Update to Grafana Cloud k6 cloud options
You can use Grafana Cloud k6 cloud options to configure additional test parameters, such as how to distribute your test across load zones, or to use static IP addresses.
Before, you would use the options.ext.loadimpact
object to pass any configuration parameters. Now, you can use the options.cloud
object instead:
export const options = {
cloud: {
name: 'Hello k6 cloud!',
projectID: 123456,
staticIPs: true,
},
};
Native OpenTelemetry Support for Logs
By leveraging structured metadata under the hood, Cloud Logs now provides a simplified syntax and better query performance for logs sent through our Cloud OTLP endpoint.
Set threshold colors in the Config from query transformation
You now have the ability to customize specific colors for individual thresholds when using the Config from query results transformer. Previously, when you added multiple thresholds, they all defaulted to the same color, red. With this addition, you gain the flexibility to assign distinct colors to each threshold.
This feature addresses a common pain point highlighted by users. With customizable threshold colors, you now have greater control over your data representation, fostering more insightful and impactful analyses across diverse datasets.
Azure Monitor: Current User authentication
You can now configure the Azure Monitor data source to authenticate as the logged-in Grafana user when making query and resource requests if you also use Azure Entra to sign your users into Grafana.
Current User authentication allows you to enforce Azure RBAC restrictions on your Grafana users by removing the need to provide broad service credentials. Once a data source is configured with Current User authentication a user will only have access to resources they can access directly in Azure.
Improvements to the canvas visualization
We’ve made a number of improvements to the canvas visualization.
Enhanced flowcharting functionality
Infinite panning for the canvas visualization
With the newly added Infinite panning editor option, you can now view and navigate very large canvases.
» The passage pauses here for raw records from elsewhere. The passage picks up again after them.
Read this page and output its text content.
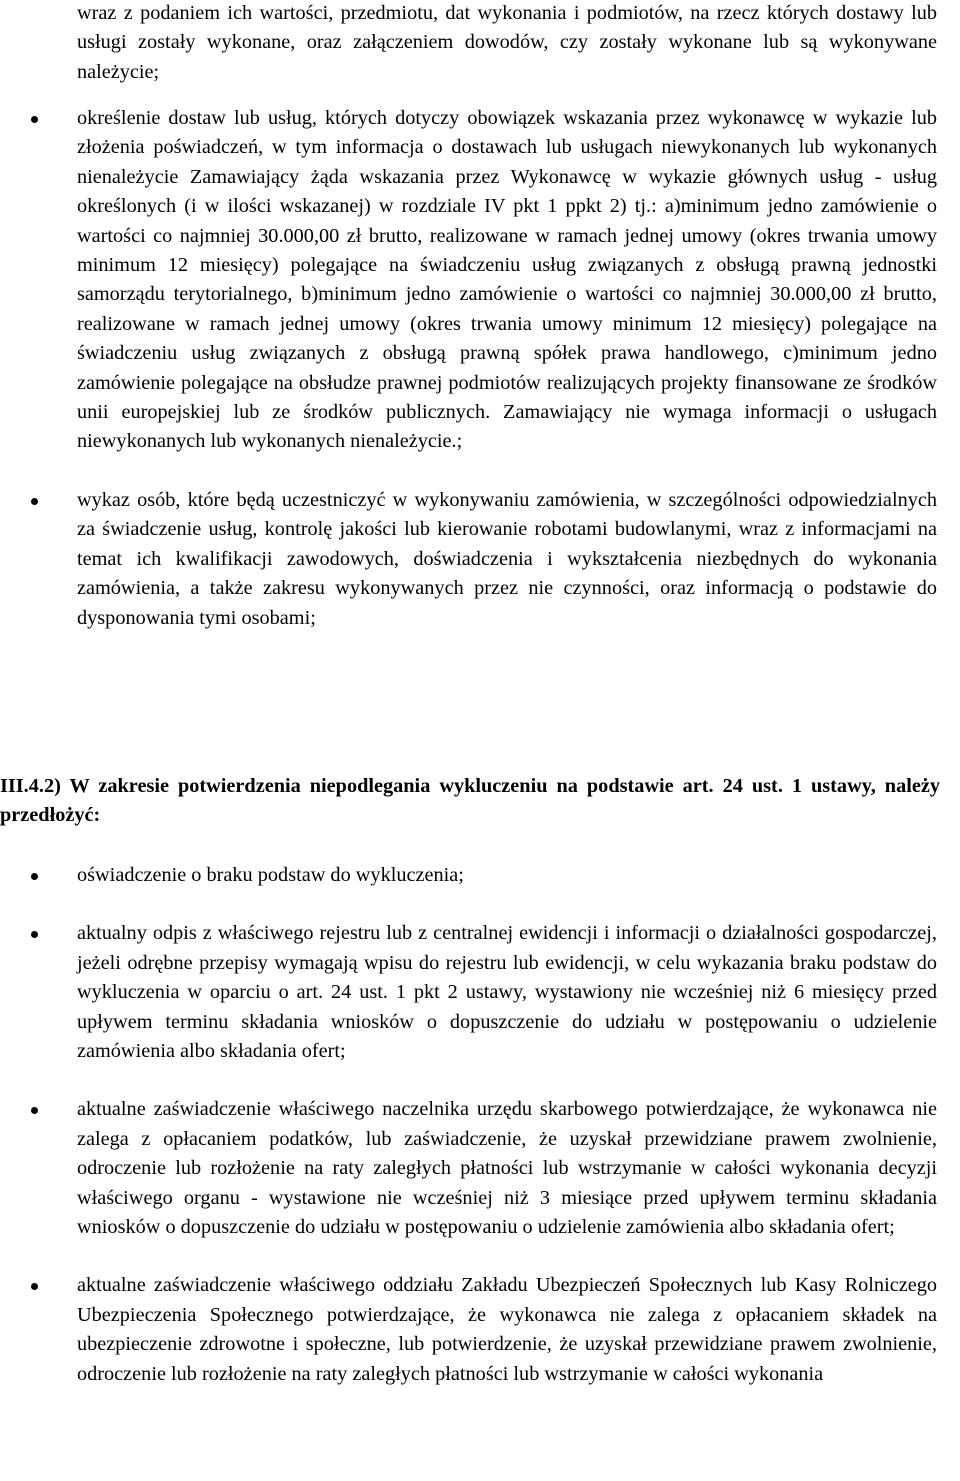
wraz z podaniem ich wartości, przedmiotu, dat wykonania i podmiotów, na rzecz których dostawy lub usługi zostały wykonane, oraz załączeniem dowodów, czy zostały wykonane lub są wykonywane należycie;

określenie dostaw lub usług, których dotyczy obowiązek wskazania przez wykonawcę w wykazie lub złożenia poświadczeń, w tym informacja o dostawach lub usługach niewykonanych lub wykonanych nienależycie Zamawiający żąda wskazania przez Wykonawcę w wykazie głównych usług - usług określonych (i w ilości wskazanej) w rozdziale IV pkt 1 ppkt 2) tj.: a)minimum jedno zamówienie o wartości co najmniej 30.000,00 zł brutto, realizowane w ramach jednej umowy (okres trwania umowy minimum 12 miesięcy) polegające na świadczeniu usług związanych z obsługą prawną jednostki samorządu terytorialnego, b)minimum jedno zamówienie o wartości co najmniej 30.000,00 zł brutto, realizowane w ramach jednej umowy (okres trwania umowy minimum 12 miesięcy) polegające na świadczeniu usług związanych z obsługą prawną spółek prawa handlowego, c)minimum jedno zamówienie polegające na obsłudze prawnej podmiotów realizujących projekty finansowane ze środków unii europejskiej lub ze środków publicznych. Zamawiający nie wymaga informacji o usługach niewykonanych lub wykonanych nienależycie.;

wykaz osób, które będą uczestniczyć w wykonywaniu zamówienia, w szczególności odpowiedzialnych za świadczenie usług, kontrolę jakości lub kierowanie robotami budowlanymi, wraz z informacjami na temat ich kwalifikacji zawodowych, doświadczenia i wykształcenia niezbędnych do wykonania zamówienia, a także zakresu wykonywanych przez nie czynności, oraz informacją o podstawie do dysponowania tymi osobami;

III.4.2) W zakresie potwierdzenia niepodlegania wykluczeniu na podstawie art. 24 ust. 1 ustawy, należy przedłożyć:

oświadczenie o braku podstaw do wykluczenia;

aktualny odpis z właściwego rejestru lub z centralnej ewidencji i informacji o działalności gospodarczej, jeżeli odrębne przepisy wymagają wpisu do rejestru lub ewidencji, w celu wykazania braku podstaw do wykluczenia w oparciu o art. 24 ust. 1 pkt 2 ustawy, wystawiony nie wcześniej niż 6 miesięcy przed upływem terminu składania wniosków o dopuszczenie do udziału w postępowaniu o udzielenie zamówienia albo składania ofert;

aktualne zaświadczenie właściwego naczelnika urzędu skarbowego potwierdzające, że wykonawca nie zalega z opłacaniem podatków, lub zaświadczenie, że uzyskał przewidziane prawem zwolnienie, odroczenie lub rozłożenie na raty zaległych płatności lub wstrzymanie w całości wykonania decyzji właściwego organu - wystawione nie wcześniej niż 3 miesiące przed upływem terminu składania wniosków o dopuszczenie do udziału w postępowaniu o udzielenie zamówienia albo składania ofert;

aktualne zaświadczenie właściwego oddziału Zakładu Ubezpieczeń Społecznych lub Kasy Rolniczego Ubezpieczenia Społecznego potwierdzające, że wykonawca nie zalega z opłacaniem składek na ubezpieczenie zdrowotne i społeczne, lub potwierdzenie, że uzyskał przewidziane prawem zwolnienie, odroczenie lub rozłożenie na raty zaległych płatności lub wstrzymanie w całości wykonania
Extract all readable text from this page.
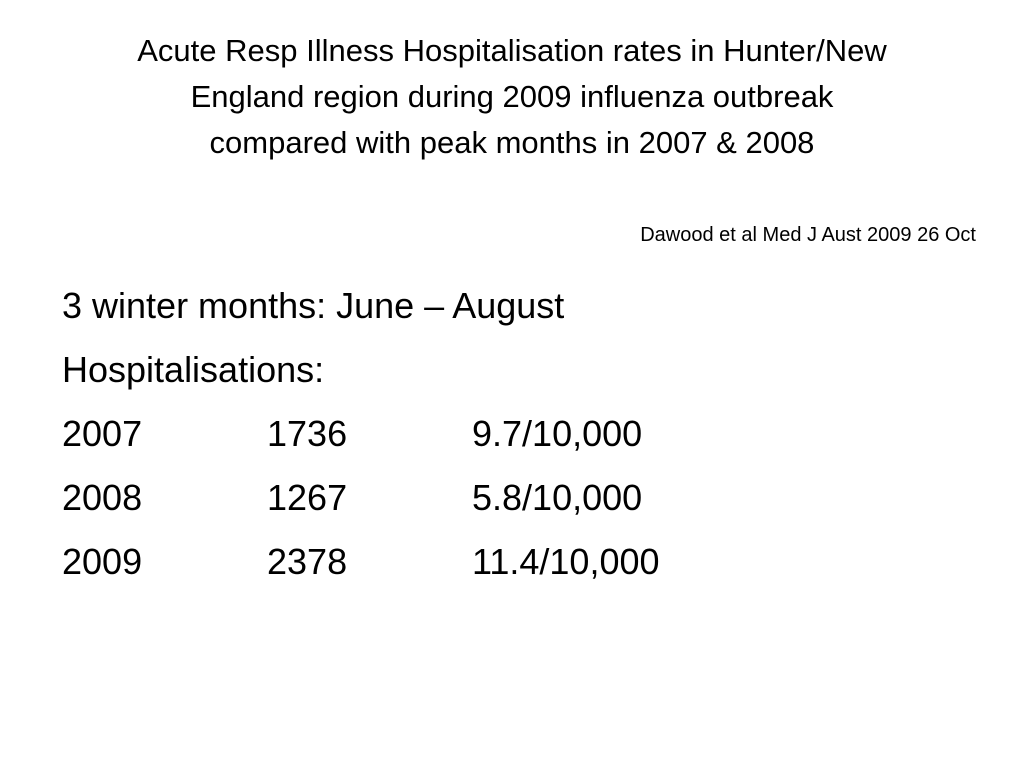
Acute Resp Illness Hospitalisation rates in Hunter/New
England region during 2009 influenza outbreak
compared with peak months in 2007 & 2008

Dawood et al Med J Aust 2009 26 Oct

3 winter months: June – August
Hospitalisations:
2007	1736	9.7/10,000
2008	1267	5.8/10,000
2009	2378	11.4/10,000
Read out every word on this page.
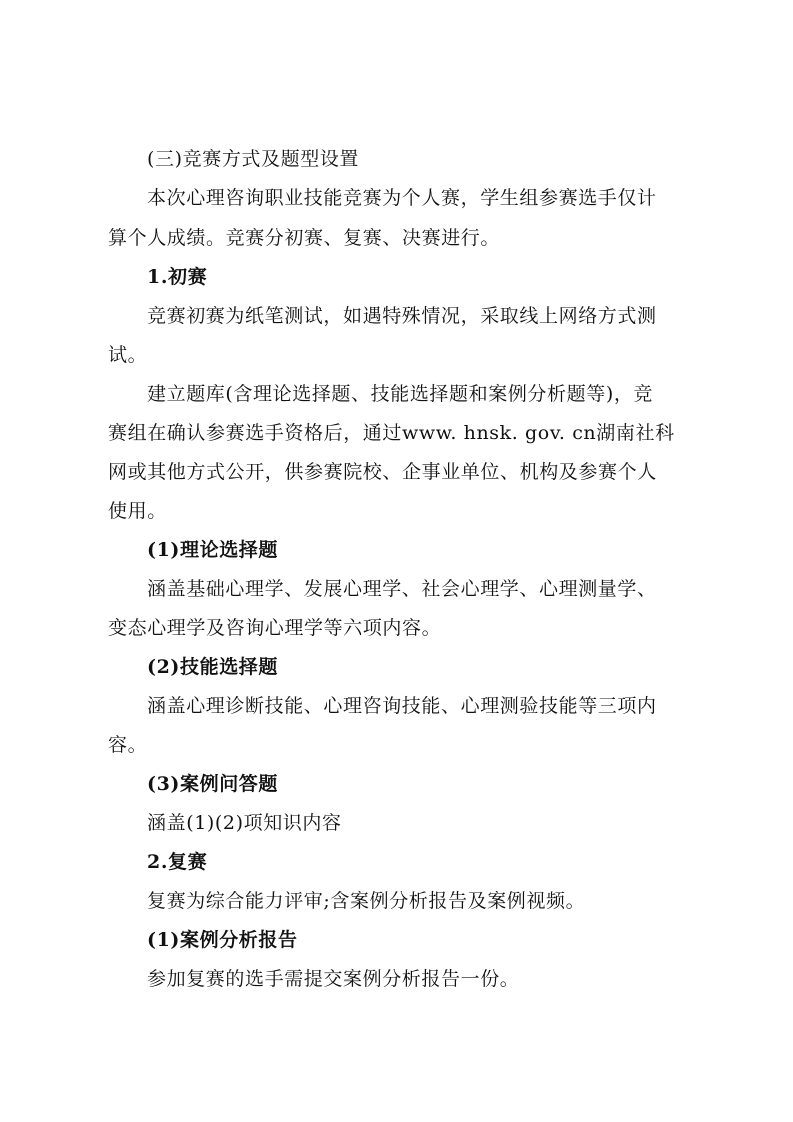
(三)竞赛方式及题型设置
本次心理咨询职业技能竞赛为个人赛，学生组参赛选手仅计
算个人成绩。竞赛分初赛、复赛、决赛进行。
1.初赛
竞赛初赛为纸笔测试，如遇特殊情况，采取线上网络方式测
试。
建立题库(含理论选择题、技能选择题和案例分析题等)，竞
赛组在确认参赛选手资格后，通过www. hnsk. gov. cn湖南社科
网或其他方式公开，供参赛院校、企事业单位、机构及参赛个人
使用。
(1)理论选择题
涵盖基础心理学、发展心理学、社会心理学、心理测量学、
变态心理学及咨询心理学等六项内容。
(2)技能选择题
涵盖心理诊断技能、心理咨询技能、心理测验技能等三项内
容。
(3)案例问答题
涵盖(1)(2)项知识内容
2.复赛
复赛为综合能力评审;含案例分析报告及案例视频。
(1)案例分析报告
参加复赛的选手需提交案例分析报告一份。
This option is displayed when the Pan and zoom switch is enabled.
To try out this feature, you must first enable the canvasPanelPanZoom
feature toggle.
Alert detail view redesign
The new alert rule detail view has a new look and feel with helpful metadata at the top. The namespace and group are shown in the breadcrumb navigation. This is interactive and can be used to filter rules by namespace or group. The rest of the alert detail content is split up into tabs:
Query and conditions
Built-in Generative AI support in Cloud
We released generative AI support in both OSS and Cloud last year, supporting features like Incident auto-summary and dashboard creation assistance. One downside was that it was tedious to set up – you had to install & enable the LLM plugin, and separately sign up with OpenAI or Azure to configure your own API keys.
On Cloud, this just got a lot easier!
Plugin search improvements
The Grafana plugins catalog contains over 200 data sources, panels and applications to help you make the most of your data. However, finding the right plugin can sometimes be a challenge.
Our initial search capability required an exact match on the name of the given plugin.